We’re running an analytics application, where customers expect to see both historical data and real-time data. Customers can define rules for how we should process their data, sometimes these rules change so much, that we need to reprocess all of their historical data. In this case we use S3 pipelines to ingest the historical data again after it’s been processed using the new rules.
As mentioned, then we also provide real-time data. This means, that we continuously append data to our cluster. Data of the same type are inserted into the same table for the customer, meaning that S3 pipelines and our continuous append will target the same table.
What we’re experiencing is, that when the pipelines are running, the continuous appends are blocked. The data should not conflict due to our shard key which includes the date of the data, hence historical data should not conflict with the continuous data.
We can easily ingest millions of data points per minute continuously, but when the pipelines are running, we’re down to less than 100k a minute, causing a rather severe backlog of data to be ingested and our real-time data is no way close to real-time. The files being read from S3 are of varying size, some small, some large (we’re capping at 1GB).
Our assumption is, that the table is being locked at the partition level, but since there are a lot of files all containing more than columnstore_table_lock_threshold entries, then all table partitions are being locked, causing a full table lock.
We would like to know if our assumption is plausible and possibly if others have experienced similar. More importantly, we’d like to know if somebody has some prior knowledge on how to best overcome this problem. We have ideas, but if there’s an easy fix or a lesser known configuration we can change, then we’d prefer that.
The first thing that comes to mind is to ingest the data in smaller batches. I’m not sure of the best way to do that. Maybe consider using kafka pipelines and have each message contain batches of a few thousand rows at a time (under the columnstore_row_value_table_lock_threshold ).
You could also increase that variable. Not sure of the ramifications of that. Of course, it may take more memory for locks.

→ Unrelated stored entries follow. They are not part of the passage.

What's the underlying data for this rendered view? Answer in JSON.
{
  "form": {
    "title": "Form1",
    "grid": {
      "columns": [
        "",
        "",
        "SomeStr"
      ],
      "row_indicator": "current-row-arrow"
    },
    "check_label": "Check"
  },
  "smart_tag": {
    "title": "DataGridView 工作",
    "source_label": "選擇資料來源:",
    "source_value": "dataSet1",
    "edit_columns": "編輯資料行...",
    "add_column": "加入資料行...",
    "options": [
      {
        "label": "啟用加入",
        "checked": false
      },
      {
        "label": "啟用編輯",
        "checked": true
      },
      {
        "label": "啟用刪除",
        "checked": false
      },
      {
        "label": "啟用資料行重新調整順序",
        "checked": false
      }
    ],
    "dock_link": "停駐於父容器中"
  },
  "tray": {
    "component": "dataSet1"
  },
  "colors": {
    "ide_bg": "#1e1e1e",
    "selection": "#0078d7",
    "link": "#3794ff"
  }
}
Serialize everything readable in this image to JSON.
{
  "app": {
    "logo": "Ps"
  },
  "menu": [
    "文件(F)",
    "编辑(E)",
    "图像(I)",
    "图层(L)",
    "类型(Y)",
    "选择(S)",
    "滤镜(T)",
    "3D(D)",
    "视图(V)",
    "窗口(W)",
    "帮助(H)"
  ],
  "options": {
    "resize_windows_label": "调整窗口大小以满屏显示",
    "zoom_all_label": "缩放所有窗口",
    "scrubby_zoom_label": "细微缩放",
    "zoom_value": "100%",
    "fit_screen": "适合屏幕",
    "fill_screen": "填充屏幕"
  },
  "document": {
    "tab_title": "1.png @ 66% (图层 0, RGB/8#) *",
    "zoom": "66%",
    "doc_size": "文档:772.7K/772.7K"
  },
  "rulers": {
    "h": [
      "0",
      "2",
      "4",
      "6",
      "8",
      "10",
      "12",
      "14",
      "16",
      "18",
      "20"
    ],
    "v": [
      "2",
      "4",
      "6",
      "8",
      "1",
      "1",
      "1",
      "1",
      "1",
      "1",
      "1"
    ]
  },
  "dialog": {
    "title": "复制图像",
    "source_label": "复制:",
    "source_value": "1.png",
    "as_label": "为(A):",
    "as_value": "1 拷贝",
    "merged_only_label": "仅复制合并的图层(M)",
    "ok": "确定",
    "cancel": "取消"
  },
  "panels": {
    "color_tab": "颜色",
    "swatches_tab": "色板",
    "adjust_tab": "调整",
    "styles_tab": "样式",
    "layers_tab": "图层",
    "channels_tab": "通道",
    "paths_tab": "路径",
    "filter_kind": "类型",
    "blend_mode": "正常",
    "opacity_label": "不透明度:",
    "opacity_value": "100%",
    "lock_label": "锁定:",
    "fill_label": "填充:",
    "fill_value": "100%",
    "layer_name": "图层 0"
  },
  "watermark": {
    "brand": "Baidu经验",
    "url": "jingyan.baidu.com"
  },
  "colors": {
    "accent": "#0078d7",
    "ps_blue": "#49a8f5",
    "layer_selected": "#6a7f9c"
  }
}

We have some logic in place that makes it a lot easier for us to do all the processing and put data in S3 prior to ingesting. It’s of course valid, to have some other process read the data we put on S3 and push to kafka, so thanks for the suggestion
I was not aware of the columnstore_row_value_table_lock_threshold variable. So the variable I mentioned, columnstore_table_lock_threshold, is solely when updating or deleting rows from a columnstore table. The columnstore_row_value_table_lock_threshold is specifically for inserts. This is interesting, specially as the default is 1M entries We’re in many cases above 1M entries, but that could be something we can look at.
We thought the value of columnstore_table_lock_threshold would be the one causing locks and that value is at default 5k (we’ve increased to 50k in our cluster), but having a couple of hundred thousand files with 50k entries in each is also not efficient use of S3. However, if it’s files of 1M entries, then we can try to play a long with that.
I am also reading you answers, as a confirmation that when a pipeline goes above the columnstore_row_value_table_lock_threshold for all partitions, then it effectively locks the entire table. When a pipeline runs, if using the default configuration, it’ll reserve one batch per partition and execute all those simultaneous. However, the pipeline will wait for all batches to be done, before reserving new ones. Do you know if a partition that has been locked as part of the pipeline insert, will remain locked until all reserved batches are done? Or will the lock be released immediately when the insert is done for a specific partition?
Lastly, and in regards to the above, why is it that the pipelines reserves batches and waits for all to be done, before reserving new ones? Surely developers should strive to make even payloads for the pipelines to ingest, but it’s sometimes out of the hands of the developers. So would it be possible to add an option telling the pipeline to reserve continuously instead of awaiting all reserves batches to be done first? I know this is sort of off topic, but I’m curious
Thanks for taking your time to look into this and answering @hanson, I really appreciate it.